Notice: the branch changed across the force-push!
- icu4j/perf-tests/src/main/java/com/ibm/icu/text/BreakTransliteratorAccess.java is different
~ Your Friendly Jira-GitHub PR Checker Bot
It looks like all of the issues have been addressed on this PR and we have been ready to merge, we just overlooked it. I did some minor bookkeeping details to push it over the finish line and finally merge it.
FYI on bookkeeping details needed before the merge: CI needed to be manually enabled again (not sure why, once has been good enough for new contributors).

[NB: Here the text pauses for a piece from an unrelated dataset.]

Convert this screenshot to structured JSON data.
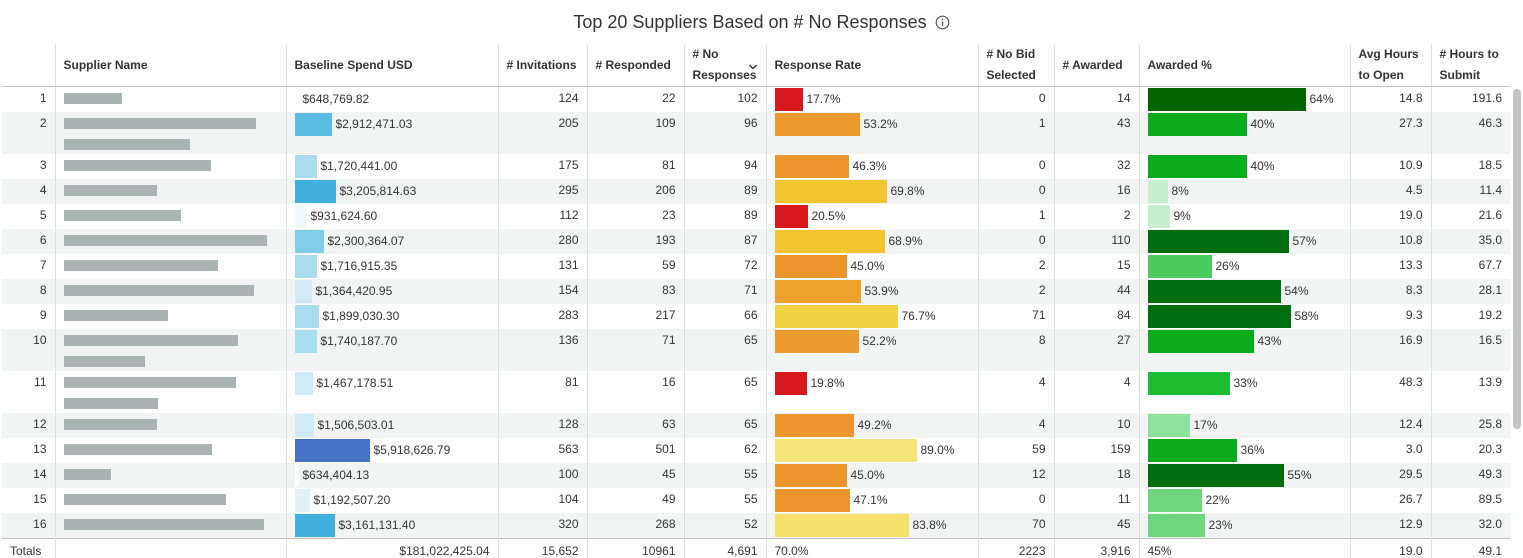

The CI copyright check job failed because we're adding a new file in this PR, and it didn't have that verbiage, so I amended the PR with the diff below to add it, and then did a force push back to the PR branch (and then reapproved and merged).
diff --git a/icu4j/perf-tests/src/main/java/com/ibm/icu/text/BreakTransliteratorAccess.java b/icu4j/perf-tests/src/main/java/com/ibm/icu/text/BreakTransliteratorAccess.java
index 5afbe1e92bd..a80b5da2fa7 100644
--- a/icu4j/perf-tests/src/main/java/com/ibm/icu/text/BreakTransliteratorAccess.java
+++ b/icu4j/perf-tests/src/main/java/com/ibm/icu/text/BreakTransliteratorAccess.java
@@ -1,3 +1,5 @@
+// © 2025 and later: Unicode, Inc. and others.
+// License & terms of use: http://www.unicode.org/copyright.html
package com.ibm.icu.text;
public class BreakTransliteratorAccess {